The LNG terminal is mentioned (as a non-container berth) in the lower right corner
To put a 10 Million tons/year LNG terminal into perspective, it's about as much LNG import capacity exists in all of India as of today or it can generate nearly 10,000 MW of power, nearly 3 times as much as Kerala needs today.
In short, the inclusion of Vizhinjam in a possible SIIC project will be a strategic advantage enabling it to not only compete with the DMIC for investments from national and global firms but also to make it truly world-class and able to compete with upcoming and established industrial clusters across the world in places from China to the Middle-East to the US.

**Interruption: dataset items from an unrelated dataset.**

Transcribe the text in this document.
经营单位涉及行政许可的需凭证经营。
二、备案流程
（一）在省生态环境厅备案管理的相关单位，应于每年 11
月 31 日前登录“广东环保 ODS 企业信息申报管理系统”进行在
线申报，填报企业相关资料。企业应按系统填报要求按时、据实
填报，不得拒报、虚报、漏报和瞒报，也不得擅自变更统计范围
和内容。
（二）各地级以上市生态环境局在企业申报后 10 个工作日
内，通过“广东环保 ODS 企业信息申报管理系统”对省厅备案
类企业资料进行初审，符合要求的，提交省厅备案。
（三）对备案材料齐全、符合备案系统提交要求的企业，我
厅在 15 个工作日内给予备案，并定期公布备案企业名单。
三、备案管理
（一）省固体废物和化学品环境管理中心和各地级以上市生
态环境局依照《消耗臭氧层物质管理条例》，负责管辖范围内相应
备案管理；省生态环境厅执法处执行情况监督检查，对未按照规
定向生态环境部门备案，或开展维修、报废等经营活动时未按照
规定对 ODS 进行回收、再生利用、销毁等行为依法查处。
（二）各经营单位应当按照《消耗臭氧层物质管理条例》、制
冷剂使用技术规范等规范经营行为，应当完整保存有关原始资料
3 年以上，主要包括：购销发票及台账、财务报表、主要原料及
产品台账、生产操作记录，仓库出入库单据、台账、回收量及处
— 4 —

In return, Vizhinjam will get access to world-class connectivity that links it to an extensive hinterland that encompasses over half of South India that will enable it to more quickly realize its potential to be a world-class hub port. It will help the port diversify beyond container transshipment, to cargoes such as LNG. Of course, consolidating the LNG demand in the densely populated Southern districts of Kerala and the industrialized southern districts of Tamilnadu would easily justify an LNG terminal on its own, albeit a smaller one. This will generate more direct and indirect employment from the port, especially if a logistics/industrial cluster can be developed close to the port, even if at a smaller scale than would be possible in the wide open spaces in Tamilnadu.
One thing is very clear, Kerala is much better off being a partner and investing in an industrial corridor of this kind rather than on day dream projects that would probably end up costing as much and not return a single bent nickel in the end. But then we need to convince decision-makers who cannot even see the value of the Vizhinjam project itself and have very publicly chosen to consign it to the last rows of the priority list, buried well below "dream projects" and barrels of pork for their constituencies.
A tall task, but the only really lost cause is the one left unpursued!